According to the dictionary, the definition of wind chill is: “a still-air temperature that would have the same cooling effect on exposed human skin as a given combination of temperature and wind speed.” In more basic terms, it's what the temperature feels like to your skin in cold, windy conditions.
The human body naturally emits a layer of warm air around the skin which insulates it when temperatures are cold. Wind pushes this warm layer off the skin making it colder. Dressing in layers holds even more importance when wind chill values are low. In this case, thermals with two light material shirts, covered by a sweat shirt and a heavy jacket; along with a good pair of gloves, and a hat to cover the head helps hold heat in. Exposed skin is at risk for frostbite and hypothermia. The colder the temperature, and the stronger the wind, the shorter time it takes to become susceptible to these conditions.
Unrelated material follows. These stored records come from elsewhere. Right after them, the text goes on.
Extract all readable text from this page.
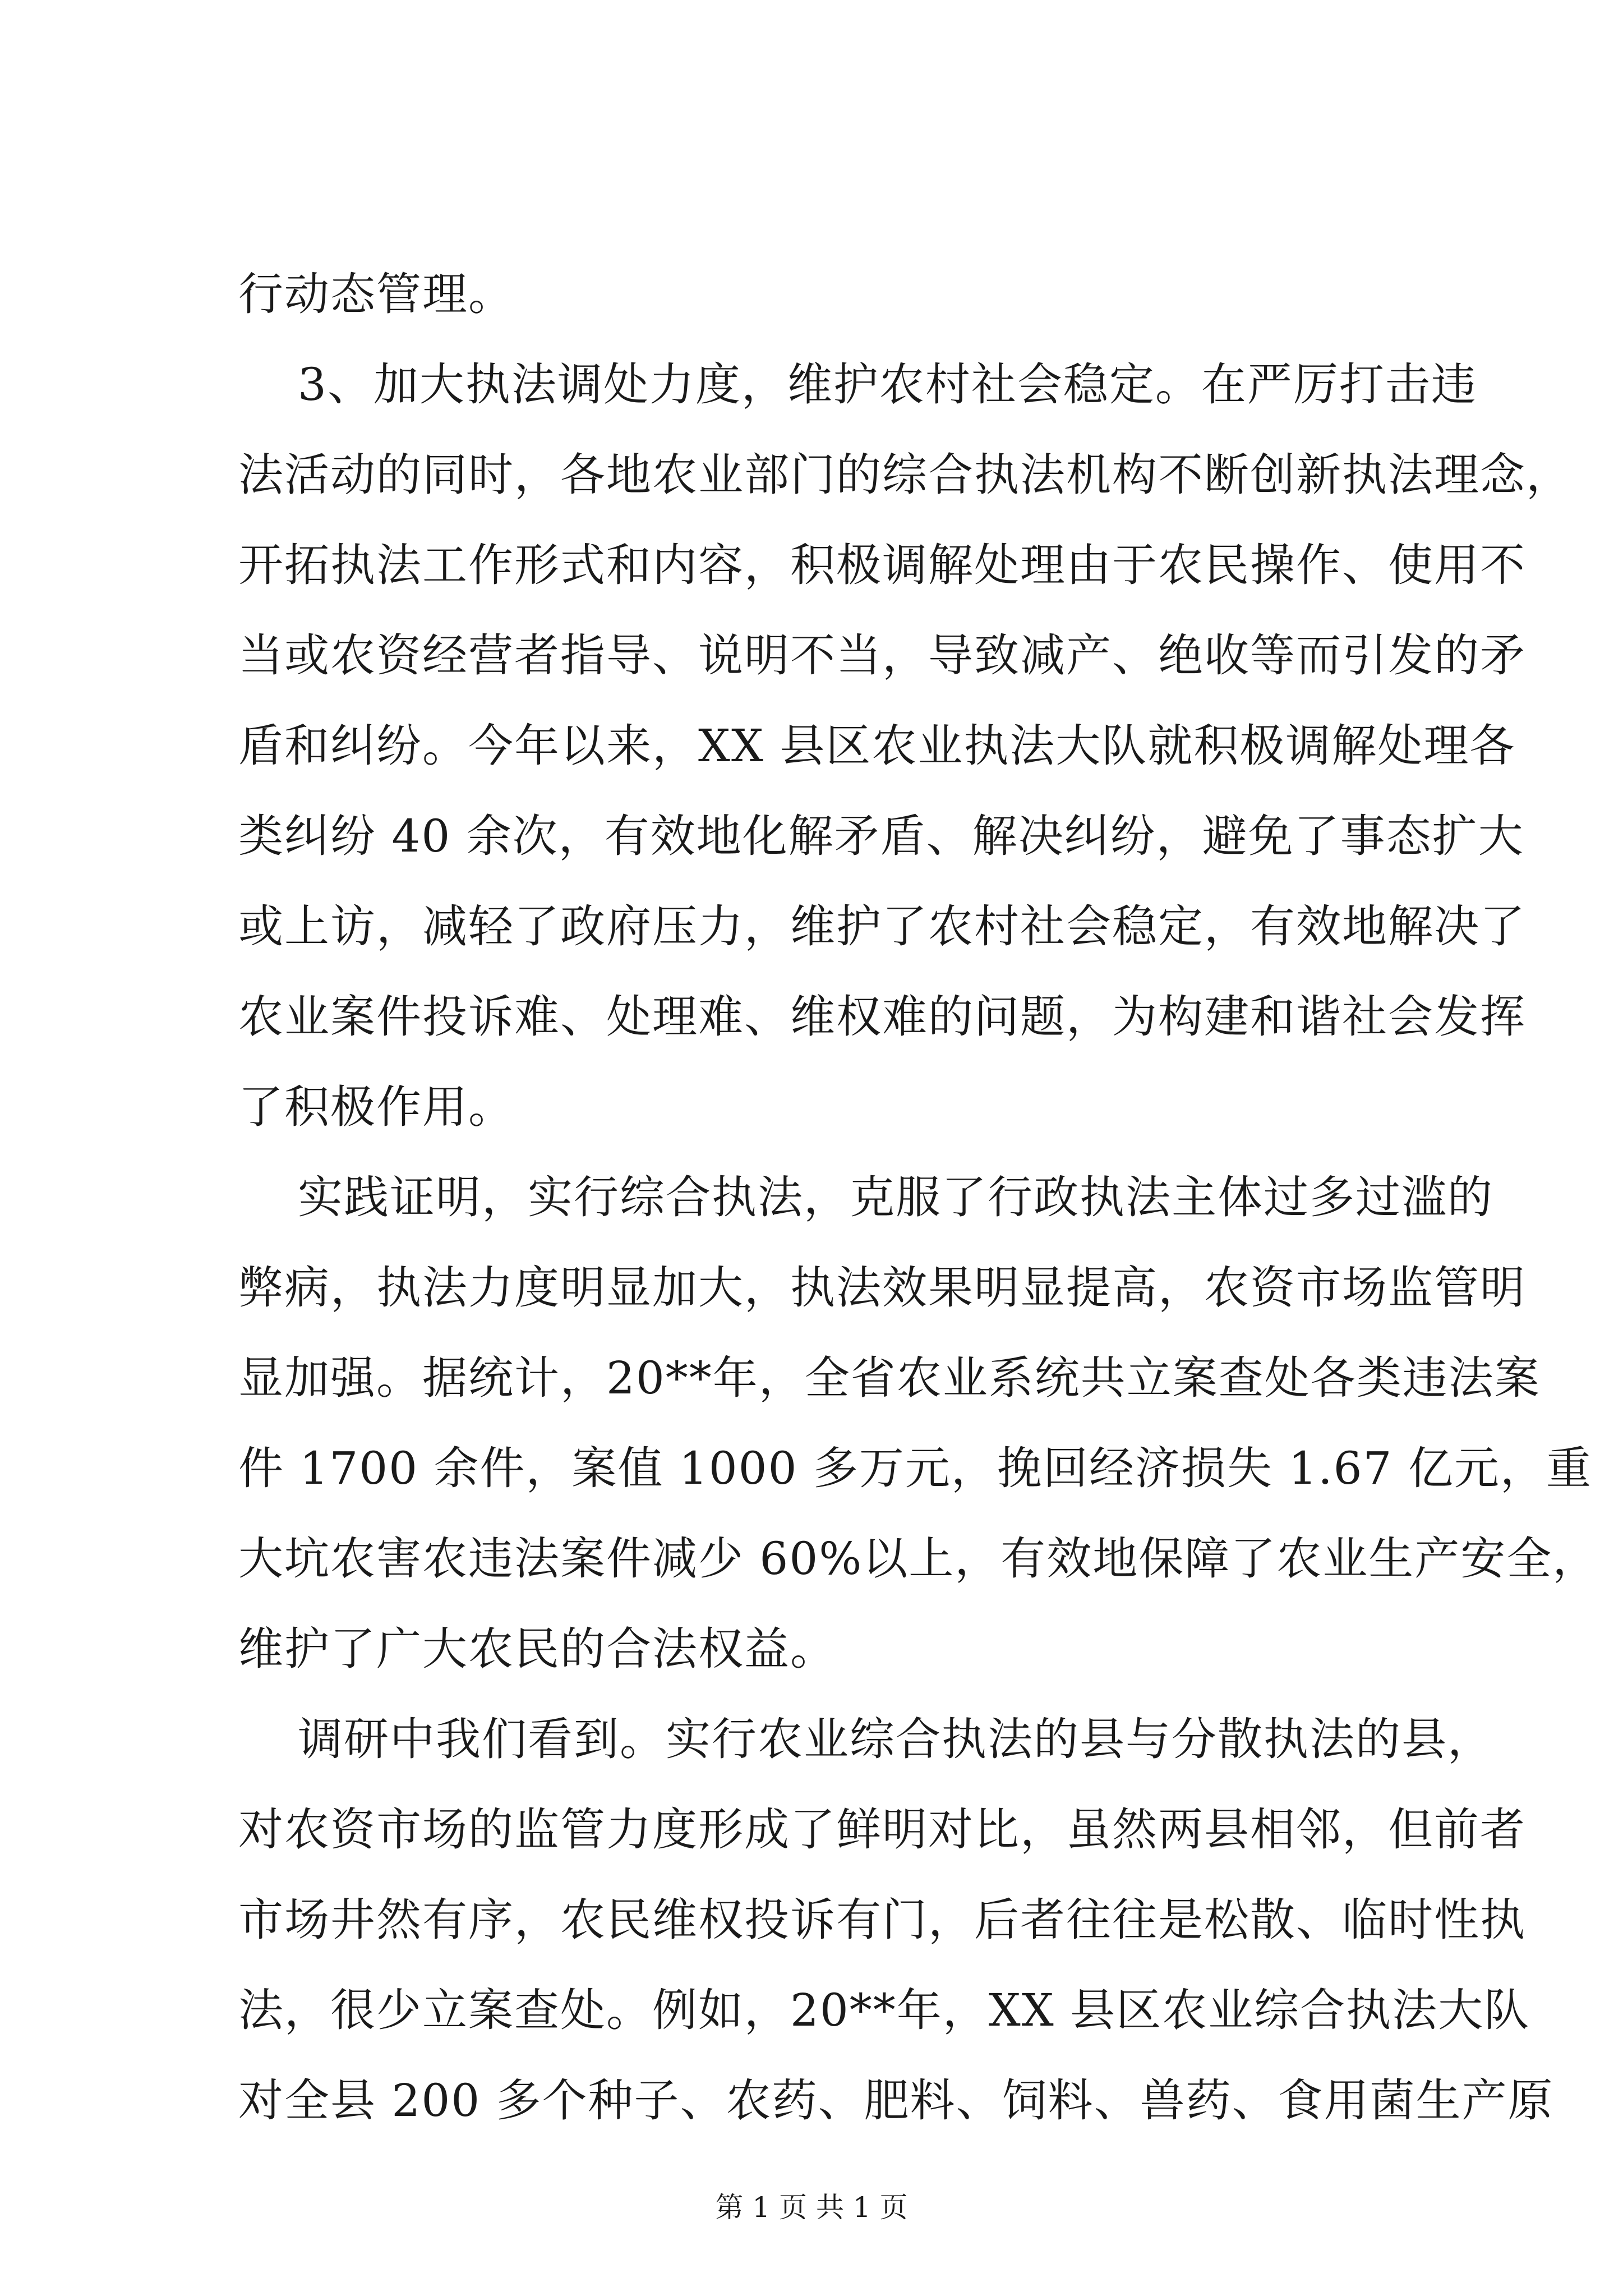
行动态管理。
3、加大执法调处力度，维护农村社会稳定。在严厉打击违
法活动的同时，各地农业部门的综合执法机构不断创新执法理念，
开拓执法工作形式和内容，积极调解处理由于农民操作、使用不
当或农资经营者指导、说明不当，导致减产、绝收等而引发的矛
盾和纠纷。今年以来，XX 县区农业执法大队就积极调解处理各
类纠纷 40 余次，有效地化解矛盾、解决纠纷，避免了事态扩大
或上访，减轻了政府压力，维护了农村社会稳定，有效地解决了
农业案件投诉难、处理难、维权难的问题，为构建和谐社会发挥
了积极作用。
实践证明，实行综合执法，克服了行政执法主体过多过滥的
弊病，执法力度明显加大，执法效果明显提高，农资市场监管明
显加强。据统计，20**年，全省农业系统共立案查处各类违法案
件 1700 余件，案值 1000 多万元，挽回经济损失 1.67 亿元，重
大坑农害农违法案件减少 60%以上，有效地保障了农业生产安全，
维护了广大农民的合法权益。
调研中我们看到。实行农业综合执法的县与分散执法的县，
对农资市场的监管力度形成了鲜明对比，虽然两县相邻，但前者
市场井然有序，农民维权投诉有门，后者往往是松散、临时性执
法，很少立案查处。例如，20**年，XX 县区农业综合执法大队
对全县 200 多个种子、农药、肥料、饲料、兽药、食用菌生产原
第 1 页 共 1 页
Without getting into the complicated formula that calculates wind chill, we can give you a couple of examples that we have the potential of seeing over the next two days. Overnight Tuesday, the potential of wind gusts of 35mph combined with a temperature of 5 gives a wind chill of 20-below. Tuesday afternoon's temperature near 20 combined with a wind gust of 40 calculates a wind chill of 1 below.
Given this information, as always, the Storm Tracker Meteorology department urges you to dress in layers, cover all exposed skin, and only go outdoors when necessary. After a decrease in winds by midweek, wind chill numbers are forecasted to dip again this weekend.